The professors I know say that "technology" has had a bigger effect on their students than it has on themselves -- specifically, their lack of concern with plagiarism. Having grown up with Google and the Internet, when asked to write a paper discussing, say, the contributions to Twentieth-Century culture of recently-deceased Lithuanian tennis champions, the students' normal way of research is to Google the topic, find a relevant web site, copy the material, and present it.
They're often shocked when the plagiarism is noted and the fail the assignment because, after all, the paper is on-topic and factually true (let's suppose); what's the issue? The concept that one needs to come up with his own ideas and opinions is often a foreign one to someone who has grown up using the web as an immediate source of all the world's knowledge. I suspect, but of course cannot prove, that developing one's own opinions was an easier and more natural thing when one had to search multiple libraries for bits and pieces of the subject matter here and there; often your opinion developed over time, based on the facts you were able to find, and the order in which you found them.
Students (and professors) have been plagiarizing since the second piece of paper was made, of course; the new issue is that many students today do not see a problem with it. Because of this, the highest level of technology some professors use is their plagiarism-detect software.
I'm an adjunct professor at three local colleges, so I get to experience a variety of educational technologies and IT departments. My frustrations don't come from the technology itself, but from the policies administrators and the IT staff implement. All three schools have a campus email system for students, faculty, and staff. But two of them are web-based systems that do not allow auto-forwarding. I have to manually log in to the clunky web-based system and sift through a mountain of intra-spam. The feature exists on these platforms, according to my research, its just been disabled. I guess they want to make sure we're all using the outsourced webmail system they spent millions of dollars importing from the late 90's.
When it comes time to submit my grades, one school's system flips a coin each semester to decide whether it supports Mac users. Not whether it supports Safari, not "the Mac version of Firefox" or even "the Mac version of IE" but logging in from a Mac computer at all. When I call the registrar's office, they claim to have never supported Mac. Except, they did. Last semester.

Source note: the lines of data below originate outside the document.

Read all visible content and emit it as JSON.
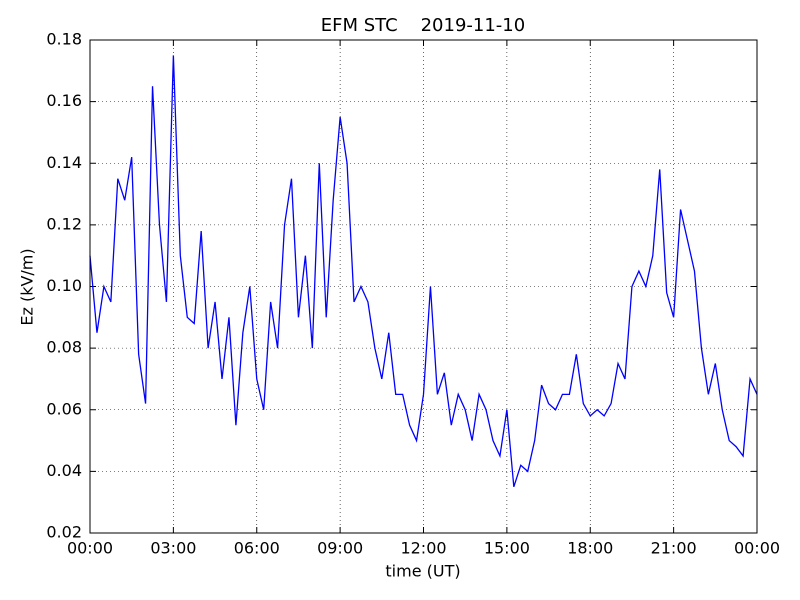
{
  "chart_data": {
    "type": "line",
    "title": "EFM STC    2019-11-10",
    "xlabel": "time (UT)",
    "ylabel": "Ez (kV/m)",
    "x": [
      0,
      0.25,
      0.5,
      0.75,
      1,
      1.25,
      1.5,
      1.75,
      2,
      2.25,
      2.5,
      2.75,
      3,
      3.25,
      3.5,
      3.75,
      4,
      4.25,
      4.5,
      4.75,
      5,
      5.25,
      5.5,
      5.75,
      6,
      6.25,
      6.5,
      6.75,
      7,
      7.25,
      7.5,
      7.75,
      8,
      8.25,
      8.5,
      8.75,
      9,
      9.25,
      9.5,
      9.75,
      10,
      10.25,
      10.5,
      10.75,
      11,
      11.25,
      11.5,
      11.75,
      12,
      12.25,
      12.5,
      12.75,
      13,
      13.25,
      13.5,
      13.75,
      14,
      14.25,
      14.5,
      14.75,
      15,
      15.25,
      15.5,
      15.75,
      16,
      16.25,
      16.5,
      16.75,
      17,
      17.25,
      17.5,
      17.75,
      18,
      18.25,
      18.5,
      18.75,
      19,
      19.25,
      19.5,
      19.75,
      20,
      20.25,
      20.5,
      20.75,
      21,
      21.25,
      21.5,
      21.75,
      22,
      22.25,
      22.5,
      22.75,
      23,
      23.25,
      23.5,
      23.75,
      24
    ],
    "series": [
      {
        "name": "Ez",
        "color": "#0000ff",
        "values": [
          0.11,
          0.085,
          0.1,
          0.095,
          0.135,
          0.128,
          0.142,
          0.078,
          0.062,
          0.165,
          0.12,
          0.095,
          0.175,
          0.11,
          0.09,
          0.088,
          0.118,
          0.08,
          0.095,
          0.07,
          0.09,
          0.055,
          0.085,
          0.1,
          0.07,
          0.06,
          0.095,
          0.08,
          0.12,
          0.135,
          0.09,
          0.11,
          0.08,
          0.14,
          0.09,
          0.128,
          0.155,
          0.14,
          0.095,
          0.1,
          0.095,
          0.08,
          0.07,
          0.085,
          0.065,
          0.065,
          0.055,
          0.05,
          0.065,
          0.1,
          0.065,
          0.072,
          0.055,
          0.065,
          0.06,
          0.05,
          0.065,
          0.06,
          0.05,
          0.045,
          0.06,
          0.035,
          0.042,
          0.04,
          0.05,
          0.068,
          0.062,
          0.06,
          0.065,
          0.065,
          0.078,
          0.062,
          0.058,
          0.06,
          0.058,
          0.062,
          0.075,
          0.07,
          0.1,
          0.105,
          0.1,
          0.11,
          0.138,
          0.098,
          0.09,
          0.125,
          0.115,
          0.105,
          0.08,
          0.065,
          0.075,
          0.06,
          0.05,
          0.048,
          0.045,
          0.07,
          0.065
        ]
      }
    ],
    "xlim": [
      0,
      24
    ],
    "xticks": [
      {
        "value": 0,
        "label": "00:00"
      },
      {
        "value": 3,
        "label": "03:00"
      },
      {
        "value": 6,
        "label": "06:00"
      },
      {
        "value": 9,
        "label": "09:00"
      },
      {
        "value": 12,
        "label": "12:00"
      },
      {
        "value": 15,
        "label": "15:00"
      },
      {
        "value": 18,
        "label": "18:00"
      },
      {
        "value": 21,
        "label": "21:00"
      },
      {
        "value": 24,
        "label": "00:00"
      }
    ],
    "ylim": [
      0.02,
      0.18
    ],
    "yticks": [
      0.02,
      0.04,
      0.06,
      0.08,
      {
        "value": 0.1,
        "label": "0.10"
      },
      0.12,
      0.14,
      0.16,
      0.18
    ],
    "grid": true
  }
}
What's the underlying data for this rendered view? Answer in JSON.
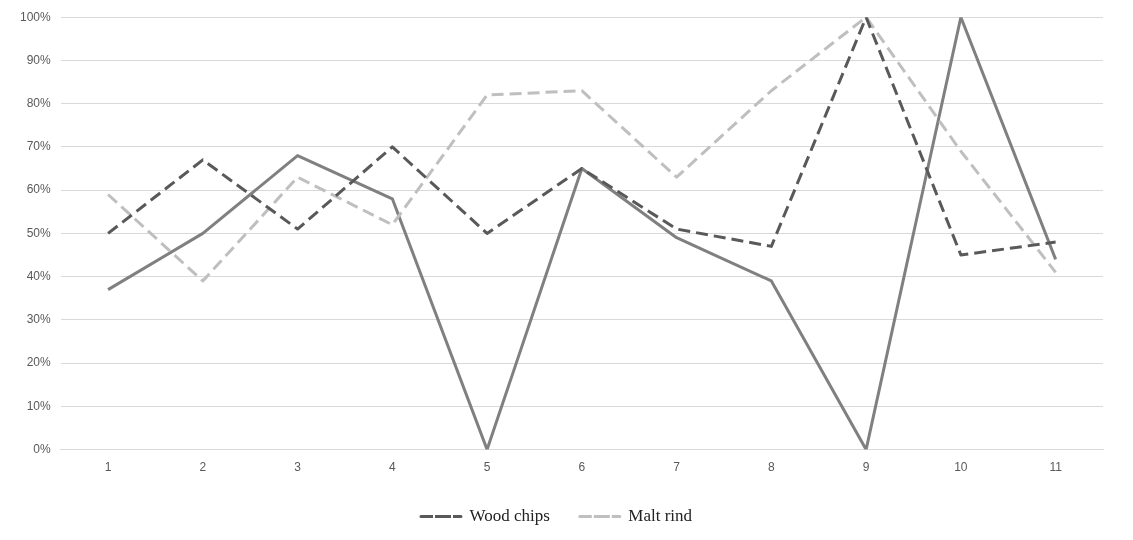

One school has a laptop loan program for faculty and students. We can request to borrow a laptop to run our classes with. For one month. Then we have to return the computer and resubmit the request. The same school installed 3M Smart Boards in many of the classrooms. They have loads of cool features, but the remote controls and digital pen devices you need to use them all disappeared within months of installation. Now they serve as very expensive white boards.
The list goes on . . . None of these are failings of technology, but how technology is implemented. I often get the impression that the people in charge of acquiring, installing, and managing tech at my schools are being brought in from the business sector. They are attempting to implement methodologies and policies suited to smaller, homogeneous work environments. Classrooms aren't office buildings; faculty and students use tech differently from the office staff.